New Delhi: Water, Water everywhere
- Besides the regular waterlogging-prone areas, Wednesday saw areas under the New Delhi Municipal Council such as Connaught Place, and Chanakyapuri, where embassies are located, going under rainwater.
Roads, residential areas, schools, hospitals, markets and even the diplomatic enclave in the national capital were inundated after a spell of heavy rain on Wednesday, leading to winding traffic jams on arterial stretches, shopkeepers using buckets to flush out water from their establishments, and patients wading through waterlogged lanes to access hospitals.
Besides the regular waterlogging-prone areas, Wednesday saw areas under the New Delhi Municipal Council (NDMC) such as Connaught Place, and Chanakyapuri, where embassies are located, going under rainwater.
Water enters Connaught Place shops
Traders in one of Delhi’s most popular shopping areas said they had not seen anything like Wednesday in a long time. Roads in the British-era arcade were heavily waterlogged, and the stormwater then overflowed on to the parking lots and then entered shops.
Traders in blocks C, G and H said rainwater entered their shops and did not clear till at least 11am. They blamed the New Delhi municipal body for poor maintenance and drainage.
Atul Bhargava, president of the New Delhi Traders Association, said, “The situation arose despite a renovation a few years ago. Water entered our shops. The parking lots, middle circle and parts of the outer circle were flooded. Traders had a hard time removing the stock put up for display for fear of getting damaged by water.”
Traders say that their complaints to fix the slope problem at Panchkuian Road-Outer circle junction have fallen on deaf ears. “As the slope is towards CP, our market gets flooded. We have been asking NDMC to fix this problem. Though they claim that the problem has been addressed, little has been done,” said Bhargava.
A senior NDMC official said that the roads were inundated, but water was pumped out in about half an hour. “Excess rain water was not allowed to stagnate for long. We have 120 permanent pumps, which were turned on, as soon as water started accumulating. The parking lots were cleared within 20 minutes of water filling in,” said the official who asked not to be named.
Several residential areas reported almost two-foot deep water on streets and basements inundated. Residents from Pamposh Enclave, Saket, Munirka, Rajendra Nagar, Karol Bagh, Laxmi Nagar, Geeta Colony, Krishna Nagar, Lajpat Nagar and Kalkaji reported waterlogging and shared videos on social media.
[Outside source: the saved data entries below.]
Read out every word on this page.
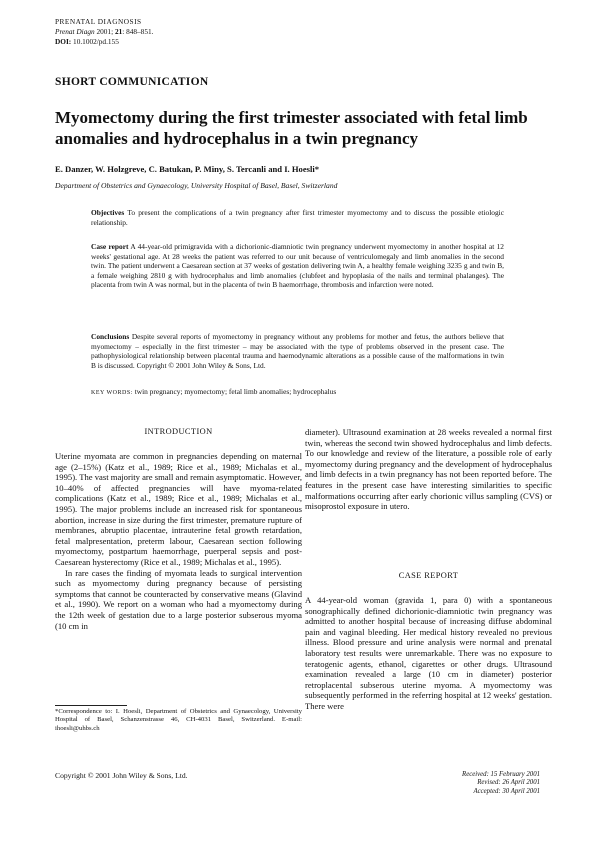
PRENATAL DIAGNOSIS
Prenat Diagn 2001; 21: 848–851.
DOI: 10.1002/pd.155
SHORT COMMUNICATION
Myomectomy during the first trimester associated with fetal limb anomalies and hydrocephalus in a twin pregnancy
E. Danzer, W. Holzgreve, C. Batukan, P. Miny, S. Tercanli and I. Hoesli*
Department of Obstetrics and Gynaecology, University Hospital of Basel, Basel, Switzerland
Objectives To present the complications of a twin pregnancy after first trimester myomectomy and to discuss the possible etiologic relationship.
Case report A 44-year-old primigravida with a dichorionic-diamniotic twin pregnancy underwent myomectomy in another hospital at 12 weeks' gestational age. At 28 weeks the patient was referred to our unit because of ventriculomegaly and limb anomalies in the second twin. The patient underwent a Caesarean section at 37 weeks of gestation delivering twin A, a healthy female weighing 3235 g and twin B, a female weighing 2810 g with hydrocephalus and limb anomalies (clubfeet and hypoplasia of the nails and terminal phalanges). The placenta from twin A was normal, but in the placenta of twin B haemorrhage, thrombosis and infarction were noted.
Conclusions Despite several reports of myomectomy in pregnancy without any problems for mother and fetus, the authors believe that myomectomy – especially in the first trimester – may be associated with the type of problems observed in the present case. The pathophysiological relationship between placental trauma and haemodynamic alterations as a possible cause of the malformations in twin B is discussed. Copyright © 2001 John Wiley & Sons, Ltd.
KEY WORDS: twin pregnancy; myomectomy; fetal limb anomalies; hydrocephalus
INTRODUCTION

Uterine myomata are common in pregnancies depending on maternal age (2–15%) (Katz et al., 1989; Rice et al., 1989; Michalas et al., 1995). The vast majority are small and remain asymptomatic. However, 10–40% of affected pregnancies will have myoma-related complications (Katz et al., 1989; Rice et al., 1989; Michalas et al., 1995). The major problems include an increased risk for spontaneous abortion, increase in size during the first trimester, premature rupture of membranes, abruptio placentae, intrauterine fetal growth retardation, fetal malpresentation, preterm labour, Caesarean section following myomectomy, postpartum haemorrhage, puerperal sepsis and post-Caesarean hysterectomy (Rice et al., 1989; Michalas et al., 1995).

In rare cases the finding of myomata leads to surgical intervention such as myomectomy during pregnancy because of persisting symptoms that cannot be counteracted by conservative means (Glavind et al., 1990). We report on a woman who had a myomectomy during the 12th week of gestation due to a large posterior subserous myoma (10 cm in

diameter). Ultrasound examination at 28 weeks revealed a normal first twin, whereas the second twin showed hydrocephalus and limb defects. To our knowledge and review of the literature, a possible role of early myomectomy during pregnancy and the development of hydrocephalus and limb defects in a twin pregnancy has not been reported before. The features in the present case have interesting similarities to specific malformations occurring after early chorionic villus sampling (CVS) or misoprostol exposure in utero.

CASE REPORT

A 44-year-old woman (gravida 1, para 0) with a spontaneous sonographically defined dichorionic-diamniotic twin pregnancy was admitted to another hospital because of increasing diffuse abdominal pain and vaginal bleeding. Her medical history revealed no previous illness. Blood pressure and urine analysis were normal and prenatal laboratory test results were unremarkable. There was no exposure to teratogenic agents, ethanol, cigarettes or other drugs. Ultrasound examination revealed a large (10 cm in diameter) posterior retroplacental subserous uterine myoma. A myomectomy was subsequently performed in the referring hospital at 12 weeks' gestation. There were

*Correspondence to: I. Hoesli, Department of Obstetrics and Gynaecology, University Hospital of Basel, Schanzenstrasse 46, CH-4031 Basel, Switzerland. E-mail: ihoesli@uhbs.ch
Copyright © 2001 John Wiley & Sons, Ltd.	Received: 15 February 2001
Revised: 26 April 2001
Accepted: 30 April 2001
Gurvinder Singh Saluja, a resident of Old Rajendra Nagar, shared photos of water flowing into his basement from where he runs his office. “Sewer lines in the area have not been laid in the entire area. I had to call a plumber to get the manhole checked. It had loads of debris. We had to keep draining out water from the basement. If water keeps seeping in during every spell of rain, the foundation of the houses will weaken over the years,” said Saluja.
Kirti Bhatnagar, a resident of Yamuna Vihar in northeast Delhi said she couldn’t send her son to the school on Wednesday since the streets were full of water. “My son had to go to school today for the first time after so long but the road outside our house was completely inundated,” Bhatnagar, a homemaker said.
Mayhem on roads
Despite several interventions by the government at Minto Bridge in central Delhi, it went under water, forcing the police to cordon it off for traffic. The police also diverted traffic at Zakhira and Pul Prehladpur underpasses after they were inundated.
Besides this, the other stretches that saw heavy waterlogging were Vikas marg, Aurobindo Marg, AIIMS underpass, Dhaula Kuan, Najafgarh road, Uttam Nagar, Saket Metro station, Jahangirpuri Metro station to Mukarba Chowk and Mother Teresa Crescent Marg.
Traffic officials also tweeted about the places where traffic jams are being reported and when the waterlogging issue has been resolved. “Wherever required, the traffic was diverted onto other parallel roads. The underpasses were barricaded for safety,” said a senior police official, who didn’t wish to be named.
Several city hospitals were waterlogged that resulted in patients facing inconvenience as they had to wade through to reach the department concerned to get treatment.
At Lok Nayak Hospital, there was waterlogging at the entrance of the emergency for around half an hour on Wednesday morning making it difficult for people to find their way.
There was a similar situation at the central government-run Dr Ram Manohar Lohia Hospital that is situated in Central Delhi, which is the heart of the national Capital.
The path outside the hospital’s outpatient department (OPD) was flooded.
The road outside the gate of Sucheta Kriplani hospital’s OPD was also flooded, although the area inside remained largely dry. “There was no flooding here but there was a lot of water flowing on the road. There is always water on this road whenever it rains,” said a guard posted at the hospital gate.